Water footprint

From Simple English Wikipedia, the free encyclopedia

A water footprint is the amount of freshwater used by individuals, groups or companies in order to make goods or provide services used by the community. These goods and services may be needed around the entire world. A water footprint can be determined by math for any well-established group of users, or producers. It is measured by dividing the total amount of water used, by the water that became polluted, in the same area during the same amount of time. While the water footprint of an organization is a good indicator for its water consumption and pollution, it does not show how other water sources are affected. More studies will need to be done in order to determine the effect of the water footprint on water sources.

(not simple)

Etymology[change | change source]

The water footprint concept was introduced in 2002 by A.Y. Hoekstra from UNESCO-IHE as an alternative indicator of water use. The concept was refined and accounting methods were established with a series of publications from two lead authors A.K. Chapagain and A.Y. Hoekstra from the UNESCO-IHE Institute for Water Education, now at WWF-UK and University of Twente respectively.

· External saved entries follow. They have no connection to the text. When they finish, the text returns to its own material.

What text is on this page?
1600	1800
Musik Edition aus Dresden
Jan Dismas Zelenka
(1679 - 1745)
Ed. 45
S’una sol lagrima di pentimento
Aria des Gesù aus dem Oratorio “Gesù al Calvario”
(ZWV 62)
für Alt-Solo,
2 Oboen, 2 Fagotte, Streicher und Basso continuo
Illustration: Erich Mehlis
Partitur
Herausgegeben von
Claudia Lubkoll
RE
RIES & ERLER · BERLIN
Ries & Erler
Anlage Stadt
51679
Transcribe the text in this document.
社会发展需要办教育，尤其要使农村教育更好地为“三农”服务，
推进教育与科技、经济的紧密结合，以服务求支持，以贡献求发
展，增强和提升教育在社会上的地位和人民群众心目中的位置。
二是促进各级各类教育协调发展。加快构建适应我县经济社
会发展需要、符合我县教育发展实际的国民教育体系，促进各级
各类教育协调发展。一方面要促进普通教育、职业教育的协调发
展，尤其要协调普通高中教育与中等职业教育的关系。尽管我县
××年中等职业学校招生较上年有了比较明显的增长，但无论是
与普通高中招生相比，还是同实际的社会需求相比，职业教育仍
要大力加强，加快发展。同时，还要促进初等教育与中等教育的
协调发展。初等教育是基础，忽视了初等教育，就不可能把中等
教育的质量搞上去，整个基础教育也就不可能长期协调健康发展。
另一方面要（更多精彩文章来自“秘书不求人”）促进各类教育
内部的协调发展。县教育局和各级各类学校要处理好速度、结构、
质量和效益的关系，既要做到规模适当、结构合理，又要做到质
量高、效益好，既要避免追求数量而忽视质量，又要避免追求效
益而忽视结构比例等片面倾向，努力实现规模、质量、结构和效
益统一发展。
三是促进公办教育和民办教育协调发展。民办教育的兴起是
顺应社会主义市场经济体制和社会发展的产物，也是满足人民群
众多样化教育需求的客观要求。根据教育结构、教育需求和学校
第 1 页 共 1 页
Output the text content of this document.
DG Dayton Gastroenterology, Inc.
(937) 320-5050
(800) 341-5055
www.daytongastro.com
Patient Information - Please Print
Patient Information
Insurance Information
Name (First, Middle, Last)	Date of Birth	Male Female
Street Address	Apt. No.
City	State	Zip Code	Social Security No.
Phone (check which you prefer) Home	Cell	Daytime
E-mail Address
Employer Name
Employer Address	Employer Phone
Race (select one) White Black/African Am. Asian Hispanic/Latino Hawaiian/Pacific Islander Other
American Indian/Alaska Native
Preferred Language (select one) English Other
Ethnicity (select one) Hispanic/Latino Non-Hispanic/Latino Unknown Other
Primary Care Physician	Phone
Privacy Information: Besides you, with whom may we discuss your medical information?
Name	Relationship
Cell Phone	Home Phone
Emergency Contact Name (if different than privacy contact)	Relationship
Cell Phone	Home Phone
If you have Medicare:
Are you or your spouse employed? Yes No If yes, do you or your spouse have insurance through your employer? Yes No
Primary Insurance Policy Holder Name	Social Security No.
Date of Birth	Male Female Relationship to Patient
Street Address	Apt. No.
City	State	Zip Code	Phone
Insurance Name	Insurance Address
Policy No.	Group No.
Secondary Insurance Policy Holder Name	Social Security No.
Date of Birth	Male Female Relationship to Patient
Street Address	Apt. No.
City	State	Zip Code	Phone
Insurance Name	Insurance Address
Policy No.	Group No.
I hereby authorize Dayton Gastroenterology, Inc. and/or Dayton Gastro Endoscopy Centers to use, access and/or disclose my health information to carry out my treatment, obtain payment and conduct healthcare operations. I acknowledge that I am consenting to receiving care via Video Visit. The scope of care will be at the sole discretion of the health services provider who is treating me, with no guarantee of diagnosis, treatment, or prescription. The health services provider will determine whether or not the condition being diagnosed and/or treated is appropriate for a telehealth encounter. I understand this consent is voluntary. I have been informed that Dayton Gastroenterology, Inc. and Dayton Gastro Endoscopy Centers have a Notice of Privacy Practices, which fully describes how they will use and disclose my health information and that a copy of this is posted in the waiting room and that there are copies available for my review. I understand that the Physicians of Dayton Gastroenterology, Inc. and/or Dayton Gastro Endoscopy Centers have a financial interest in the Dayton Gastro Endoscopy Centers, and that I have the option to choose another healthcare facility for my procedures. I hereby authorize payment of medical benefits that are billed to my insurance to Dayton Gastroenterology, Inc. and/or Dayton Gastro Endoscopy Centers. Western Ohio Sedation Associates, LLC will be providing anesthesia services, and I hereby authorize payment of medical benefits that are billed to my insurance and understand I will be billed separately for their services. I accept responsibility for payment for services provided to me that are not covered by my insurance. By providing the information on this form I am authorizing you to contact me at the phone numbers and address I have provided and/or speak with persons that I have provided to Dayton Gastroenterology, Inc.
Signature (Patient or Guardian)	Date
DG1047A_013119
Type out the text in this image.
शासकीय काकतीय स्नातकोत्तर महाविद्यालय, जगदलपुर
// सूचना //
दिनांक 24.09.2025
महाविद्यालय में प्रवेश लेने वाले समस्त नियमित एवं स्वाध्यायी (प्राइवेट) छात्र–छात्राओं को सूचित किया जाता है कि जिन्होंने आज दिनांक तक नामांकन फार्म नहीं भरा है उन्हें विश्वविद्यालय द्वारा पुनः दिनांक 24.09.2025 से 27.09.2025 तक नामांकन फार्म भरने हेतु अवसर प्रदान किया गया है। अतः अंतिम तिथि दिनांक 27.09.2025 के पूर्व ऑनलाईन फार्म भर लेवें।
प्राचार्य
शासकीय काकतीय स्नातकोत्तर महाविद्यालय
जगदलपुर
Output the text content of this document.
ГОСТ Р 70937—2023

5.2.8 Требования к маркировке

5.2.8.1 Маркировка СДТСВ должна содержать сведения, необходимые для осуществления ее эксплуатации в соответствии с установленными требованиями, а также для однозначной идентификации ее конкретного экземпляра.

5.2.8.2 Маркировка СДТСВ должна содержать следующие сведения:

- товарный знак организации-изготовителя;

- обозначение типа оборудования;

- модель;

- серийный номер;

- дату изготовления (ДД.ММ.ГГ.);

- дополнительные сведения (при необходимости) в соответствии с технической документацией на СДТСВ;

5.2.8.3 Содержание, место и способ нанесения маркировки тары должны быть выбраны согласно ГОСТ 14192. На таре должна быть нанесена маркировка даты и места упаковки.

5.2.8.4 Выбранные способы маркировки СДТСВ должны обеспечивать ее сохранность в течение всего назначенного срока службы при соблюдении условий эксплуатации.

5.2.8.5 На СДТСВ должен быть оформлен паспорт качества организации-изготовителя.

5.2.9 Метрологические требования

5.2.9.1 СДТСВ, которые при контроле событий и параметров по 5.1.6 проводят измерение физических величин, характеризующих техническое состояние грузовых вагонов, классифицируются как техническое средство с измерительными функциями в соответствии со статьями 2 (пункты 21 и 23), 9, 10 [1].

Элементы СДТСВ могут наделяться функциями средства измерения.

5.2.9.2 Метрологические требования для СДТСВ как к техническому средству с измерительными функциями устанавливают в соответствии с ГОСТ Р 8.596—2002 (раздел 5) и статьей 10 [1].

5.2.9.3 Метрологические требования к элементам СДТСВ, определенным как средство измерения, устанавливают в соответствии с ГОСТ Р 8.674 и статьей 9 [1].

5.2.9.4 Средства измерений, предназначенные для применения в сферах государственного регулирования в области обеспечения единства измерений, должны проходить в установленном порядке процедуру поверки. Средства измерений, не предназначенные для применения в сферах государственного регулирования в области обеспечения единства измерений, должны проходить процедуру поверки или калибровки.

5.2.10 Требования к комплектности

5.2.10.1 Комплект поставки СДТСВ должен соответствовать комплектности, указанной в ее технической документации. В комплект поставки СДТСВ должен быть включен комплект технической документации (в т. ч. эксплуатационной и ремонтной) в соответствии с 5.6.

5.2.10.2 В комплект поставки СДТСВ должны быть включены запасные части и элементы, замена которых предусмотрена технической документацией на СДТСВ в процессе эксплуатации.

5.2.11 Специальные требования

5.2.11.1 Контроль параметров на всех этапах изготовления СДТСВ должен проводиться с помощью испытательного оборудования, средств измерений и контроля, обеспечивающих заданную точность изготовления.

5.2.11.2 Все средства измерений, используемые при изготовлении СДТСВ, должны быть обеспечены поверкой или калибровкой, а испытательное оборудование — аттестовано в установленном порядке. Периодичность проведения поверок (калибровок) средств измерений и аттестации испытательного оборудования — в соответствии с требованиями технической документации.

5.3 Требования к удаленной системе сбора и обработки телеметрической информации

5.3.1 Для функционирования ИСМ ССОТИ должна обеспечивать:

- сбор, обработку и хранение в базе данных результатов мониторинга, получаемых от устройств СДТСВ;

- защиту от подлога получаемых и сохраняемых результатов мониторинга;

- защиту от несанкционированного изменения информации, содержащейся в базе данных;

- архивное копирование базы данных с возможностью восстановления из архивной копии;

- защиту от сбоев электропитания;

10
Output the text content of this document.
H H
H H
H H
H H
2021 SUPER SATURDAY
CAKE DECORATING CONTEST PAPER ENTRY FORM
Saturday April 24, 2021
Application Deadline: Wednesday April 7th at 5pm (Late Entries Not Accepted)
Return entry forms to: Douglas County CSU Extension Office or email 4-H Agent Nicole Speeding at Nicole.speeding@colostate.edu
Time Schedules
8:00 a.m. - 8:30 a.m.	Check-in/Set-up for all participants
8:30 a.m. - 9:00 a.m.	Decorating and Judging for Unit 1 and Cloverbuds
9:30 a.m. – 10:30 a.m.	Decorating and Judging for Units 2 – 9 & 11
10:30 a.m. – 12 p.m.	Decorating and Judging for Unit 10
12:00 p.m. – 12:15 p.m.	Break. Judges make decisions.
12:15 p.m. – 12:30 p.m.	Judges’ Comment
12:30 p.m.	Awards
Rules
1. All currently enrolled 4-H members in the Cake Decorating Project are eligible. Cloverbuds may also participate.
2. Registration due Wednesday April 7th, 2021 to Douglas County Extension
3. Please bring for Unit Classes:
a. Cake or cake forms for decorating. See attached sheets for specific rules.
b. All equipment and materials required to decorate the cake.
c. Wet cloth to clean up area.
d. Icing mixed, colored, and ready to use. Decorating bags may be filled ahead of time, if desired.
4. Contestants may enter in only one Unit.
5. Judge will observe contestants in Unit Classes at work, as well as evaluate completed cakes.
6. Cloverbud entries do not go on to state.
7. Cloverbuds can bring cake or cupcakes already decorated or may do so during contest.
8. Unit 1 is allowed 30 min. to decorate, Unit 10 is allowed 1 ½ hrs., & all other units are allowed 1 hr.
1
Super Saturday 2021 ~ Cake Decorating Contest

The most elaborate publications on how to estimate water footprints are a 2004-report on the 'Water footprint of nations' from UNESCO-IHE and the 2008-book Globalization of Water by A.Y. Hoekstra and A.K. Chapagain, published by Blackwell, 2008. Cooperation between global leading institutions in the field has led to the establishment of the Water Footprint Network in 2008 that aims to coordinate efforts to further develop and disseminate knowledge on water footprint concepts, methods and tools.